Зултурган — трава степная - Бадмаев Алексей Балдуевич. Страница 2

Едва Вадим намекнул Борису о давнем их приглашении, сынок скотопромышленника чуть не подпрыгнул от радости:

— Вот папа будет доволен! Он же у меня тоже политик, любит поспорить со свежим человеком.

Узнав о том, что выезд может оказаться непростым, сняться с насиженного места нужно скрытно, чтобы постороннему не запасть в око, Борис предложил несколько своих вариантов: от каюты первого класса на пароходе в устье Волги до пары оседланных скакунов, — их будут ждать в именье управляющего.

Выбрали третий вариант, разработанный Вадимом и подпольщиками. В этой операции Борису отводилась роль… кучера упряжки.

Ночью Вадим должен был прийти в дом рабочего, расположенный на тракте, на самом краю города. Неблизкий путь от дебаркадера до мазанки под вишнями Вадим преодолел лишь к рассвету. Хозяин препроводил его на сеновал в сарае. Там он просидел почти весь день.

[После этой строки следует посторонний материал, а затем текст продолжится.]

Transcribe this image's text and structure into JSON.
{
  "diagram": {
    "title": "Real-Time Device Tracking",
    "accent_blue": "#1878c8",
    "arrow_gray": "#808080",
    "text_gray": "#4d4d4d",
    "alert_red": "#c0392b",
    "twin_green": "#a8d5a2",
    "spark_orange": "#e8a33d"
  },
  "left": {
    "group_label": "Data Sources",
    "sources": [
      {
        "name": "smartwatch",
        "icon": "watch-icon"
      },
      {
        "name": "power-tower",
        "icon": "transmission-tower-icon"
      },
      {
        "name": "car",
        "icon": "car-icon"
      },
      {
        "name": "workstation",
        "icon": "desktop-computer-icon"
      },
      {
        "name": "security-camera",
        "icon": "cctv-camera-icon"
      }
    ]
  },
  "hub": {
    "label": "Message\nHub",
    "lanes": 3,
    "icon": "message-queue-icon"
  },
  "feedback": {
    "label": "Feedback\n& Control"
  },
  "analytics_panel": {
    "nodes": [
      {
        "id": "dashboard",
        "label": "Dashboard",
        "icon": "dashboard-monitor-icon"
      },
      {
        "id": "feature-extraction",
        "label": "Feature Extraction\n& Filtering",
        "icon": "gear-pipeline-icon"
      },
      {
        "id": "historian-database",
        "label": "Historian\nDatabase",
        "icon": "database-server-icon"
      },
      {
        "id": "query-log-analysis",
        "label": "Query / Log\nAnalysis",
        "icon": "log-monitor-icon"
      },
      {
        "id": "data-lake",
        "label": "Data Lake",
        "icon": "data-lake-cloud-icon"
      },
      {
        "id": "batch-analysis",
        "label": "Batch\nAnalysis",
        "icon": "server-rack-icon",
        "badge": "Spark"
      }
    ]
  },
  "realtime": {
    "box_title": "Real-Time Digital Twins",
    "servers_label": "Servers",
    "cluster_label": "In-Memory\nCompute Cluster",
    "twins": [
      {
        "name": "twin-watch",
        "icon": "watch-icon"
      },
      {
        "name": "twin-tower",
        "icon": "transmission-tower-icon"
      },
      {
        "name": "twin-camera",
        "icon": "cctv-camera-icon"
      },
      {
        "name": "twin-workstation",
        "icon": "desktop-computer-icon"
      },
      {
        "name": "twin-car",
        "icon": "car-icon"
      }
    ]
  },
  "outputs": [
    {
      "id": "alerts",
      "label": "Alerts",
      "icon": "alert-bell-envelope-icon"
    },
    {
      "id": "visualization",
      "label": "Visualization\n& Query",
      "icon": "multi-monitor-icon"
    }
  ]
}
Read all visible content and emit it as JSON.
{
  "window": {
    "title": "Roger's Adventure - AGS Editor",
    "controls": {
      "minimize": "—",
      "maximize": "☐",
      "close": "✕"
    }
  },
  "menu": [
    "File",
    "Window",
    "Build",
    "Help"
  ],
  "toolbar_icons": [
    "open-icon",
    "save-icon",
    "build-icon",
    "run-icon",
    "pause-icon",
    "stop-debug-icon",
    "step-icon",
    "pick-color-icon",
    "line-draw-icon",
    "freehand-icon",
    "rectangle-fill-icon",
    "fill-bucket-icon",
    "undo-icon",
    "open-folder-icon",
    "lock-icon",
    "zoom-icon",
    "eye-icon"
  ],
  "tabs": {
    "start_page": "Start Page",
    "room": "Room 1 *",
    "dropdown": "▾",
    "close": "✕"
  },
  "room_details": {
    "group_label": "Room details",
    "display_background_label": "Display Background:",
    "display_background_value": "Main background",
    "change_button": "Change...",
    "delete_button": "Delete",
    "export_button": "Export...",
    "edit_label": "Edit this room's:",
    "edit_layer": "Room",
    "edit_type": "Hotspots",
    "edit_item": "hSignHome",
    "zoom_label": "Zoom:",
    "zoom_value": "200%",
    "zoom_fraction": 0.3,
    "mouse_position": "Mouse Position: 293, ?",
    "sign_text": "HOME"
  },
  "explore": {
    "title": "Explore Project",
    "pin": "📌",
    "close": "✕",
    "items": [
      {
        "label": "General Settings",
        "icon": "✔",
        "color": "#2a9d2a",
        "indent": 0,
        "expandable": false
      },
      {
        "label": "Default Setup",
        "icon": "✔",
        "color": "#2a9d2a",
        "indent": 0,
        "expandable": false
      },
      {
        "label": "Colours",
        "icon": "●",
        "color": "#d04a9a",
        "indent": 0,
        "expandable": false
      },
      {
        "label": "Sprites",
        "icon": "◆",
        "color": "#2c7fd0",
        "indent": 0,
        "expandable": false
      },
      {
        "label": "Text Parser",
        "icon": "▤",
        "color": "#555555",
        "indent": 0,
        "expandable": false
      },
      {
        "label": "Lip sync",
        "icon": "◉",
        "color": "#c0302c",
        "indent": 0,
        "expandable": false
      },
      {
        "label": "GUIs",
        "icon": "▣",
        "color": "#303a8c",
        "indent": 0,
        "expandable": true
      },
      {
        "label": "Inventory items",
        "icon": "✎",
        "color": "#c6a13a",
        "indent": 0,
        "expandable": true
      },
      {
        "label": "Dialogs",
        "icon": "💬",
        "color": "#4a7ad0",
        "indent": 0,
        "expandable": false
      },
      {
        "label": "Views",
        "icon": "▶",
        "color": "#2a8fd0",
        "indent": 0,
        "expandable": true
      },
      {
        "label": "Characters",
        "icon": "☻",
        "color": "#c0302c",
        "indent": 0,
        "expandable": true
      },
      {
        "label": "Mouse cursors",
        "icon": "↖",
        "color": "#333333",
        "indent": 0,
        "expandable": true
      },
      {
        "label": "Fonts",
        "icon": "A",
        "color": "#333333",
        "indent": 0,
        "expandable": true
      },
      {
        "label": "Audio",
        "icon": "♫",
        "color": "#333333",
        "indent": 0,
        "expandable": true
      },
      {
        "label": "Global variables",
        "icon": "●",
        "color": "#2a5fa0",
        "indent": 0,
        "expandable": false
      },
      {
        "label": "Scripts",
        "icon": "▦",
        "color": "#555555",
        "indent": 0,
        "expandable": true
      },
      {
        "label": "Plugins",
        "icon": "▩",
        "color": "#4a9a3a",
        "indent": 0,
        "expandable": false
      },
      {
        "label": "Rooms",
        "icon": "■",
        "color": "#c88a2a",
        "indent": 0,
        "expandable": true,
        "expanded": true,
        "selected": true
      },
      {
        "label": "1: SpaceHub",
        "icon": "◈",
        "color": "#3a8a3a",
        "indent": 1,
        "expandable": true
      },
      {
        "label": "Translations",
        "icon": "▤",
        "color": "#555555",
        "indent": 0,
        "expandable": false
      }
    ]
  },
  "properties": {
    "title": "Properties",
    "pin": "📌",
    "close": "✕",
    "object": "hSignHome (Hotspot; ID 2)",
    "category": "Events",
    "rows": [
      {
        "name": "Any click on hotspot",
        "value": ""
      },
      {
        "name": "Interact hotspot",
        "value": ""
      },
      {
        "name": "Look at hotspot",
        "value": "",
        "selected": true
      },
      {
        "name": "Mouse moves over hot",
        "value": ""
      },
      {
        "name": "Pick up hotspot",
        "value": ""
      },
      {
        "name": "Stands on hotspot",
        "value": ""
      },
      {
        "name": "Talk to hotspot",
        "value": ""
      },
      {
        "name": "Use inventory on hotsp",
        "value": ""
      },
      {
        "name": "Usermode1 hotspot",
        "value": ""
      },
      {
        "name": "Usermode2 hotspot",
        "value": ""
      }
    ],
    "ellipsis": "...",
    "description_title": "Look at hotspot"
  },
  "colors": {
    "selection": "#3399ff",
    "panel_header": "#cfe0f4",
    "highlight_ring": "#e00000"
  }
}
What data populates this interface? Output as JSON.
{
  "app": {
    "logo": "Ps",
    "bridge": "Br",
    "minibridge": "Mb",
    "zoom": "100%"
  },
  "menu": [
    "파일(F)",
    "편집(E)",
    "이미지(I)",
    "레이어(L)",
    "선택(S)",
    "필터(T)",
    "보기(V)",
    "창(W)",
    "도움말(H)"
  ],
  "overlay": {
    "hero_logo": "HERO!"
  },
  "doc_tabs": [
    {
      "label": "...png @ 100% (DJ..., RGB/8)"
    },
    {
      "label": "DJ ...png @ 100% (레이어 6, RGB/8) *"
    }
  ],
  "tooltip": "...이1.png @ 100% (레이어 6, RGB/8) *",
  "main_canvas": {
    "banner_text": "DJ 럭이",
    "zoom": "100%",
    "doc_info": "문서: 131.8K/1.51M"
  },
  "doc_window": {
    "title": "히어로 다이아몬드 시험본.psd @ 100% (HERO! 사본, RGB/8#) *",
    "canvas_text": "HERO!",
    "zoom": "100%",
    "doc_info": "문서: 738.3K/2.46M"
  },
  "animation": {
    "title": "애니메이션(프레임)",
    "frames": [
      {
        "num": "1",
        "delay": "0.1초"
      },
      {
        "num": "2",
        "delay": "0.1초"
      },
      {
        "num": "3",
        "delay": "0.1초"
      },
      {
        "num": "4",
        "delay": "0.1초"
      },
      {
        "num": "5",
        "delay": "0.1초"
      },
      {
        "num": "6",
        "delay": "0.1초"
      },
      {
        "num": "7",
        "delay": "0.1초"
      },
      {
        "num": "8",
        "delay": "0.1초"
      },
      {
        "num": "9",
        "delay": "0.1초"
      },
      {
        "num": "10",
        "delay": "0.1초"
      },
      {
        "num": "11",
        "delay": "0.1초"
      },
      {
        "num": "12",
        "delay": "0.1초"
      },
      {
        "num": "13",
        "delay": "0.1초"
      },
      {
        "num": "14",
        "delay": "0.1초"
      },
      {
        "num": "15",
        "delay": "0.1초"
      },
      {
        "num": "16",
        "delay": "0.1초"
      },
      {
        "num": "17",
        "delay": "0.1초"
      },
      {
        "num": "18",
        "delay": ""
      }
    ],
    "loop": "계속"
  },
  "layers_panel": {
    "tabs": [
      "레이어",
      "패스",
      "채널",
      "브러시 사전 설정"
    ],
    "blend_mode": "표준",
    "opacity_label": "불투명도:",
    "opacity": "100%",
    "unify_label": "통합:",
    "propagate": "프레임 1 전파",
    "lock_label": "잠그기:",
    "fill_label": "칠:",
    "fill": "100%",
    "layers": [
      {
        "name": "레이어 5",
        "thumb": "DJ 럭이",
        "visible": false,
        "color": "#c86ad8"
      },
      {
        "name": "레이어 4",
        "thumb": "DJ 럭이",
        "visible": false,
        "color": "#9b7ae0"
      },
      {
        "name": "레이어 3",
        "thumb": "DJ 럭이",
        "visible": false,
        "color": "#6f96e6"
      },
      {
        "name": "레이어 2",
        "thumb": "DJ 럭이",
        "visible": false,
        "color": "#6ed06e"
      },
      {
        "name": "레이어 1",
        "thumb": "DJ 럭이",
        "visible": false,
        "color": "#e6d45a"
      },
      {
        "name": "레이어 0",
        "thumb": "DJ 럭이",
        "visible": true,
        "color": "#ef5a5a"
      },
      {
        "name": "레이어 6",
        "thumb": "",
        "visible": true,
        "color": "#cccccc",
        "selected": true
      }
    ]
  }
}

Когда наступили сумерки, у трактира напротив мазанки остановилась линейка, в упряжке — пара сытых, лоснящихся вороных. Линейка эта с откидным верхом, сейчас сложенным в гармошку, была хорошо известна жителям окраины: на ней разъезжал управляющий паровыми мельницами обрусевший немец Гульбах. Завидев сытых, нетерпеливо грызущих удила рысаков Гульбаха, городовые издалека брали под козырек, а сезонники опускали головы в почтительном поклоне.

Уступить свою линейку управляющий мог разве сынку Жидкова, да и то по его настырному желанию. Гульбах долго расспрашивал, зачем Борису линейка на целый день, выпучил от удивления бесцветные глаза, причмокнул языком, видимо не поверив: Борис хотел прогуляться в заречную рощу с курсистками…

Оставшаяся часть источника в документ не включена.